Puis, partout le silence, et l’onde vainement
Bat, dans le port, le dos de quelque bâtiment.
On n’entend plus gémir sous leurs longues antennes
Les galères partant pour les îles lointaines,
La voix des grands chantiers n’éveille plus d’échos,
Et le désert lui-même est au fond des cachots.
Voilà pour le dehors : au dedans la tristesse,
À tous les seuils branlans, s’assied comme une hotesse ;
Les palais démolis pleurent leurs habitans,
La famille s’écroule, et comme au mauvais temps
Les oiseaux du bon Dieu, manquant de nourriture,
Volent aux cieux lointains chercher de la pâture ;
Les jeunes gens ne font usage de leurs piés
Que pour abandonner leurs parens oubliés.

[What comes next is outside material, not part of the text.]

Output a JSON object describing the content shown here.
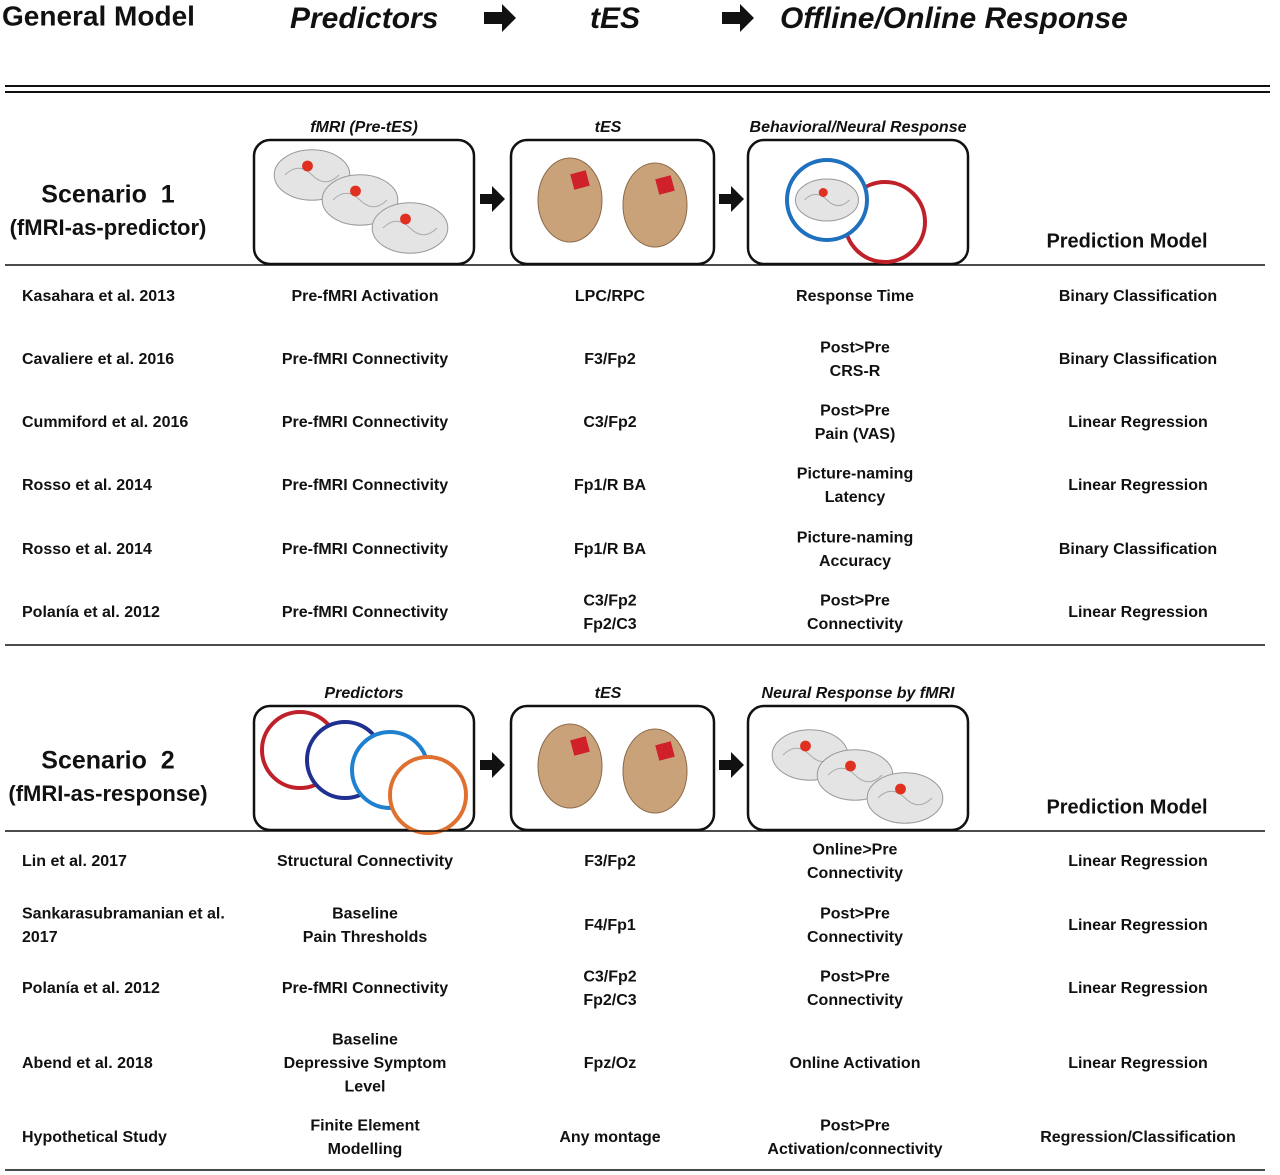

Alors tout ce qui touche à la décrépitude
S’éteint dans l’abandon et dans la solitude ;
Et la vieillesse pauvre ici comme partout,
N’inspire à l’être humain que mépris et dégoût,
Enfin, Venise, au sein de son Adriatique,
Expire tous les jours comme une pulmonique ;
Elle est frappée au cœur et ne peut revenir.
Les guerres ont tué son royal avenir,
Et pour toujours sevré sa lèvre enchanteresse
Du vase d’Orient que lui tendait la Grèce.
Alors, bien qu’il lui reste une rougeur au front,
Dans ses flancs épuisés nulle voix ne répond
Pour dominer les flots et commander le monde.